Training and development

Col·lectivaT edited this page Nov 28, 2018 · 8 revisions

In this section we explain how to install the training and development tools for CMUSphinx. As opposed to the casual usage of pocketsphinx, it is necessary to download and compile the CMUSphinx code-base for executing the advanced tasks such as training and adapting acoustic models.

Installation

For the following steps, we need to download and compile three of the CMUSphinx tools: namely sphinxbase, sphinxtrain as well as pocketsphinx. The most up-to-date versions are in github. Hence simply clone the three repositories.

git clone https://github.com/cmusphinx/sphinxbase
git clone https://github.com/cmusphinx/sphinxtrain
git clone https://github.com/cmusphinx/pocketsphinx

Debian Linux

First we make sure that the requirements are installed

sudo apt-get install pkg-config autoconf make automake libtool bison python3-dev

Then step by step we will compile the tools in the order: sphinxbase, sphinxtrain, pocketsphinx. The order is only important for sphinxbase, which needs to come first.

Below we have the compilation commands for a local installation, hence with the use of prefixes. Otherwise do a system-wide install as a superuser.

sphinxbase

./autogen.sh --prefix=~/sphinx/local
make
make check
make install

sphinxtrain

./autogen.sh --prefix=~/sphinx/local --with-sphinxbase=<your-sphinxbase-dir>
make
make check
make install

pocketsphinx

./autogen.sh --prefix=~/sphinx/local --with-sphinxbase=<your-sphinxbase-dir>
make
make check
make install

If you compiled them with a prefix then as a final step you need to add these paths to your ./profile. Just use a text editor to add the following lines to ./profile and don't forget to do source ./profile for your active terminal session.

export PATH=/home/user/sphinx/local/bin:$PATH
export LD_LIBRARY_PATH=/home/baybars/scripts/sphinx/local/lib:$LD_LIBRARY_PATH
export PKG_CONFIG_PATH=/home/baybars/scripts/sphinx/local/pkgconfig:$PKG_CONFIG_PATH

Mac OSX

There is an easy solution for downloading and compiling the code-base for Mac OSX. All of the compilation tasks explained above are encapsulated in a custom brew. For an in depth explanation and the scripts themselves, please go to the repository of the user watsonbox.


Adaptation

One of the more interesting functionalities of speech tools is the ability to create specific models for specific situations or speakers. Starting from a generic acoustic model, we can have an adaptation for a specific user voice, a sound condition (like a consistently noisy background), or a specific recording hardware. You can find a very in depth tutorial within the CMUSphinx webpage, and you can execute them easily using our models and additional resources which includes audio files for training, their transcripts, and the path reference files, ready for execution.
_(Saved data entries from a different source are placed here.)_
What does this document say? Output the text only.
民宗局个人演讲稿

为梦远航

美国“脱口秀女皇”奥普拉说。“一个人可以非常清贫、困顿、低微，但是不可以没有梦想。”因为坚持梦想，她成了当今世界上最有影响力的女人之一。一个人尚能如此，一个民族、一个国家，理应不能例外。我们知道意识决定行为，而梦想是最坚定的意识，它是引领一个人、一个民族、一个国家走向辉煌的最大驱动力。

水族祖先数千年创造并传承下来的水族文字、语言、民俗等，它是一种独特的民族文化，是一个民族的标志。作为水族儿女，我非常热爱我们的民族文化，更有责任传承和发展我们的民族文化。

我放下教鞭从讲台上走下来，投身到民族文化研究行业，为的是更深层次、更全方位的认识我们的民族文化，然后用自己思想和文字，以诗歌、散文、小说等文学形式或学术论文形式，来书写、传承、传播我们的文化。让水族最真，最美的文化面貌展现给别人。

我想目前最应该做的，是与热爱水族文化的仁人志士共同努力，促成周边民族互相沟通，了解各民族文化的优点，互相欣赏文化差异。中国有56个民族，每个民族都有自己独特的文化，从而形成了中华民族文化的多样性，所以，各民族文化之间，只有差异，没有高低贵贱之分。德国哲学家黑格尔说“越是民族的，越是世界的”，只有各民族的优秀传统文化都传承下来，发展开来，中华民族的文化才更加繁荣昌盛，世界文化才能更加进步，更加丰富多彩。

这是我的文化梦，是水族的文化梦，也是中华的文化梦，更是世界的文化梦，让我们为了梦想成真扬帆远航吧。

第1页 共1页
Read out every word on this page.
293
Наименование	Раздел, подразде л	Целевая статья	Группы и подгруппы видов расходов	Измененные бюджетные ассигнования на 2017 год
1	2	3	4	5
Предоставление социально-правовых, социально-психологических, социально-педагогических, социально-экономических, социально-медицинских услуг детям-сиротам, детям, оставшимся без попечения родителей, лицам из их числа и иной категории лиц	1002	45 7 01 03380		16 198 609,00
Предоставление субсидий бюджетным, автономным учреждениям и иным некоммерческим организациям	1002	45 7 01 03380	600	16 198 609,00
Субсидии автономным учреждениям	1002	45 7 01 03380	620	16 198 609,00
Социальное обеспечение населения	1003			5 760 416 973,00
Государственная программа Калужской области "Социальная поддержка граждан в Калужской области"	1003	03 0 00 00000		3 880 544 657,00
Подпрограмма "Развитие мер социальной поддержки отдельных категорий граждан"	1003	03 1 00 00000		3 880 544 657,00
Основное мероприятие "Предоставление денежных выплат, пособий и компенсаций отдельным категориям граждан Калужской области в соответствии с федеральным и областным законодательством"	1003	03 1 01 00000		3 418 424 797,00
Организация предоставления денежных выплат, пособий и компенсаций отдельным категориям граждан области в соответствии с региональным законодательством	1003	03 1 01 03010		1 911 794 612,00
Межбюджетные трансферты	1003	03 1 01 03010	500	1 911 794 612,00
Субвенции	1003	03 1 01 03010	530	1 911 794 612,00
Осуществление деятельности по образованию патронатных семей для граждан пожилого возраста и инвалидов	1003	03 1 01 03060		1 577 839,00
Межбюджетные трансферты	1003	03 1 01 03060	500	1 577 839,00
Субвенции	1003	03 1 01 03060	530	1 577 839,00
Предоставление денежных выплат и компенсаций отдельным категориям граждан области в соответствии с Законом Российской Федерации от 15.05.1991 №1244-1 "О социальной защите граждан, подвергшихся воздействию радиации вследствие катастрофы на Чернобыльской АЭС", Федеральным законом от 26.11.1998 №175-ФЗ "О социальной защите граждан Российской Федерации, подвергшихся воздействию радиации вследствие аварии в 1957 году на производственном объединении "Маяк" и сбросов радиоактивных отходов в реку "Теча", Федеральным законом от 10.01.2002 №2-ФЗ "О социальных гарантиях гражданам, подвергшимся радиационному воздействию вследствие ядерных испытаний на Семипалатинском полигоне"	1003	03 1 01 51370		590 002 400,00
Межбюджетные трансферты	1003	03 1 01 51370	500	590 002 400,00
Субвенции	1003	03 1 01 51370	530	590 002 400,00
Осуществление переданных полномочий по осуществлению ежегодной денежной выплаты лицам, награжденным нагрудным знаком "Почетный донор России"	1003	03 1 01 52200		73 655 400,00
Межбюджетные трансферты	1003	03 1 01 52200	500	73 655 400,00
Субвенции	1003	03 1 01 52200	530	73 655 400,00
In order to follow the steps of the tutorial you will need these executables from your CMUSphinx library: sphinx_fe for feature extraction; pocketsphinx_mdef_convert in case your mdef (mixture weights) file is in binary format; and bw to collect statistics from the adaptation data.

The actual adaptation tools are mllr_solve and map_adapt which refer to the methods, Maximum Likelihood Linear Regression (MLLR) and Maximum a posteriori Probability (MAP). MLLR creates a transformation file that interacts with the decoding process during run-time, whereas MAP actually modifies the parameters in the acoustic model. Quoting the CMUSphinx tutorial:

"MLLR is a cheap adaptation method that is suitable when the amount of data is limited. It’s a good idea to use MLLR for online adaptation. MLLR works best for a continuous model. Its effect for semi-continuous models is very limited since semi-continuous models mostly rely on mixture weights. If you want the best accuracy you can combine MLLR adaptation with MAP adaptation below. On the other hand, because MAP requires a lot of adaptation data it is not really practical to use it for continuous models. For continuous models MLLR is more reasonable."